Find out as much as possible about the sellers, starting with the first visit. Everything you learn will make you a better informed, and therefore more capable, negotiator should you decide to make an offer.

Conversely, do not give away strategic information to the seller or the seller's agent or broker. You are at a disadvantage if the seller discovers you have sold your current home and are anxious to find a replacement. The same is true if you have a soon-to-expire lease or are shopping from out of town.

It's hard not to be forthcoming in a pleasant conversation, but resist showing your hand. Put on your best poker face and give noncommittal answers.

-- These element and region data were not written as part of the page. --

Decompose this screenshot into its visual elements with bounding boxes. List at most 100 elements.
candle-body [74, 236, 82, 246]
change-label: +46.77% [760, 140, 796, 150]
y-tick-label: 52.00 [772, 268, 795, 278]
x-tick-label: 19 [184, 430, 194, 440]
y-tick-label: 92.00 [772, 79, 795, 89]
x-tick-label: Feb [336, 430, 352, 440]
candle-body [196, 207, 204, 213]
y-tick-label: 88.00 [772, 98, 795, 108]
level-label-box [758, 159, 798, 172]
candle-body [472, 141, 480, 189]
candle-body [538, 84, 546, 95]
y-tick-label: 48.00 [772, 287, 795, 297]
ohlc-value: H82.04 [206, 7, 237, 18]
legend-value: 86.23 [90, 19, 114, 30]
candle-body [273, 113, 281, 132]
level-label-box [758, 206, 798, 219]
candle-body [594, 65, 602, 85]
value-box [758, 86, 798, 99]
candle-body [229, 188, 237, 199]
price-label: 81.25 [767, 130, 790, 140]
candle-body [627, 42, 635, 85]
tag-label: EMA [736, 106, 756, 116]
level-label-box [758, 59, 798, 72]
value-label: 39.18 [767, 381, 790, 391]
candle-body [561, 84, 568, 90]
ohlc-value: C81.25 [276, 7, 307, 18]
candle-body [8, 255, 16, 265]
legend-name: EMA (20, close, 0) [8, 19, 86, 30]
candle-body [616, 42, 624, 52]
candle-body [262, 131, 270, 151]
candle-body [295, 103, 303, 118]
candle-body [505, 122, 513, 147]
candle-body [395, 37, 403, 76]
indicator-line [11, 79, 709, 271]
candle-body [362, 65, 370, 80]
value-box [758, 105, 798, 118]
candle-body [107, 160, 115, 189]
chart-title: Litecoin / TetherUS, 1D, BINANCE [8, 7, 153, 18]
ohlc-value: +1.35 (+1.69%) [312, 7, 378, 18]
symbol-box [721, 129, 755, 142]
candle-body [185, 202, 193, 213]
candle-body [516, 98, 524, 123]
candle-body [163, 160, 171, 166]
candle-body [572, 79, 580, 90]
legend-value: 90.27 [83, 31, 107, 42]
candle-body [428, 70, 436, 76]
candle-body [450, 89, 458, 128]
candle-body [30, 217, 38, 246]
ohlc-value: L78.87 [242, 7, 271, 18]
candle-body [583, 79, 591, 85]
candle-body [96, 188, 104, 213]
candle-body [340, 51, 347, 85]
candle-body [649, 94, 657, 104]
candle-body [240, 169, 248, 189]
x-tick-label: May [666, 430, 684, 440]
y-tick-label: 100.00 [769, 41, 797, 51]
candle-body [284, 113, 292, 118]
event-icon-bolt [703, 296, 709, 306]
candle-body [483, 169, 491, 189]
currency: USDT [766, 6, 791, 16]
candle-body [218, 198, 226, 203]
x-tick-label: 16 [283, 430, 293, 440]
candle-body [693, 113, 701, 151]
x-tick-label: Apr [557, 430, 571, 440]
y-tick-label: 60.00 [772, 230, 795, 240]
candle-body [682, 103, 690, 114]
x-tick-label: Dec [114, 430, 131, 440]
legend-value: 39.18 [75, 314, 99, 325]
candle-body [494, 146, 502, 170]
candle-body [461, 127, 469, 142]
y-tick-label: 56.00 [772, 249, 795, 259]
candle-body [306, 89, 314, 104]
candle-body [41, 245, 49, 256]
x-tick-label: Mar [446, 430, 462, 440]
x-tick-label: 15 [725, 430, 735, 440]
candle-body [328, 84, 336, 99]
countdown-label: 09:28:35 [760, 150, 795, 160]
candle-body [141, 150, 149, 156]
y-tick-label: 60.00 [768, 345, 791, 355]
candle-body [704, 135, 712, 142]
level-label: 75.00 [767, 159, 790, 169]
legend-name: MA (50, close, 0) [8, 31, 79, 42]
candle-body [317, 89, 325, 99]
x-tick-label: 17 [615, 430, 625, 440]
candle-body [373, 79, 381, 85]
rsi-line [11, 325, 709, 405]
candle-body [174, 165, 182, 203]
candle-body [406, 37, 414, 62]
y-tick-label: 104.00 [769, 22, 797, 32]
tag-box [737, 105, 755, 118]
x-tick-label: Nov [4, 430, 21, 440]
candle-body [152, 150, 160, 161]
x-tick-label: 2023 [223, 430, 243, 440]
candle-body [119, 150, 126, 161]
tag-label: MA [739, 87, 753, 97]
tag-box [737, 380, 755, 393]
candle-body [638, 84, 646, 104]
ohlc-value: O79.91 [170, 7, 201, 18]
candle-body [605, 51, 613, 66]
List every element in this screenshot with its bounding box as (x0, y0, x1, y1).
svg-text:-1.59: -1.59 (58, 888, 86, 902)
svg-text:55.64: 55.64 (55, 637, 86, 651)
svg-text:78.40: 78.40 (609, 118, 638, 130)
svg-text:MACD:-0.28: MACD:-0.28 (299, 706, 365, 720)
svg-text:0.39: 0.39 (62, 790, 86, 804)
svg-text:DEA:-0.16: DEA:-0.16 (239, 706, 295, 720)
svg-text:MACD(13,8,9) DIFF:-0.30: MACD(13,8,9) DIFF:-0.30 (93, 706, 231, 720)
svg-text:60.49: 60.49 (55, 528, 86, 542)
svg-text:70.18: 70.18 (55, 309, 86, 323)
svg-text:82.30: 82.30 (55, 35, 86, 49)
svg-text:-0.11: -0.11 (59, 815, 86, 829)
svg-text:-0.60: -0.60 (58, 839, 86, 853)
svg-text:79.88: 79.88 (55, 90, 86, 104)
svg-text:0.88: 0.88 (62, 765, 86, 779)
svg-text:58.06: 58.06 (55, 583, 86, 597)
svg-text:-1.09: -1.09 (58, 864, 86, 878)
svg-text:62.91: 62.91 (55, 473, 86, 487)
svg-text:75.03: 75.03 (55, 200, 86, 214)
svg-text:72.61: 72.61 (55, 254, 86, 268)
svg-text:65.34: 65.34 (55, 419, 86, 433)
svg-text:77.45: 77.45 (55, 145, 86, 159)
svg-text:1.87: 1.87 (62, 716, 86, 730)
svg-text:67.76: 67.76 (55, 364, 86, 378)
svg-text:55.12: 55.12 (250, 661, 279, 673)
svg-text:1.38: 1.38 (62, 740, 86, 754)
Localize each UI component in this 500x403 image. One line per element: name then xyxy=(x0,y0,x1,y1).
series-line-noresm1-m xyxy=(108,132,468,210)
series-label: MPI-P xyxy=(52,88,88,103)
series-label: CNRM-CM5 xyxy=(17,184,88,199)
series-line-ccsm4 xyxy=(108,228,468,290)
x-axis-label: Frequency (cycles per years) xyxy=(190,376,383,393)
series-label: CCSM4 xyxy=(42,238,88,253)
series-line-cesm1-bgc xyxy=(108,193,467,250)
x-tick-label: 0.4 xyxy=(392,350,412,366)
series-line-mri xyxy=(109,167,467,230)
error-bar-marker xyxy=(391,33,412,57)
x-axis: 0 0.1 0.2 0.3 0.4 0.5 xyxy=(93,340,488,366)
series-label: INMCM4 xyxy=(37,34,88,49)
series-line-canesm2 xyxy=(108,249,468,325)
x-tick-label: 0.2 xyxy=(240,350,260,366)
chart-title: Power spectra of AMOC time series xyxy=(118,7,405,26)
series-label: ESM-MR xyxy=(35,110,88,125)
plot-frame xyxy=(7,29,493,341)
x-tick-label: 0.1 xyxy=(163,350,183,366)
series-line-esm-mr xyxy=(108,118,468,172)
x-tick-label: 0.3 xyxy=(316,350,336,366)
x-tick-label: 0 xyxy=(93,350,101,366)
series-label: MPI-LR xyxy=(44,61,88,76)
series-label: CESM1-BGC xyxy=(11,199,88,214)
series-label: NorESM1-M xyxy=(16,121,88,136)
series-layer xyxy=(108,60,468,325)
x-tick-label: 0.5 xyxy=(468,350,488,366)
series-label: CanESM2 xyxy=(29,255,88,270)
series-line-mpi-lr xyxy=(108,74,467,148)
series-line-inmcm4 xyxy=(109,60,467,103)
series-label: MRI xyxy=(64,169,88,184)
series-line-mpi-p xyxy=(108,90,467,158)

If you would rather remain anonymous until your offer is presented, don't give your name to agents at open houses and don't sign visitor registers. And ask the agent who is helping you look to refrain from identifying you to sellers until an offer is submitted.

Seller motivation will determine how the house is priced to sell in the first place and how receptive to price cutting the seller may be later on. But the seller, and the seller's agent and subagents, may be coy or less than candid because everything you learn will make you a tougher adversary in the negotiation that follows. Try to ferret out answers to the questions on the worksheet on the preceding page. If you can, talk with the seller's neighbors in a nonthreatening way that doesn't invade their personal privacy. You might ask whether any houses have been sold in the neighborhood recently, and so forth. Then, try to steer the conversation toward the sellers and the house you want to buy.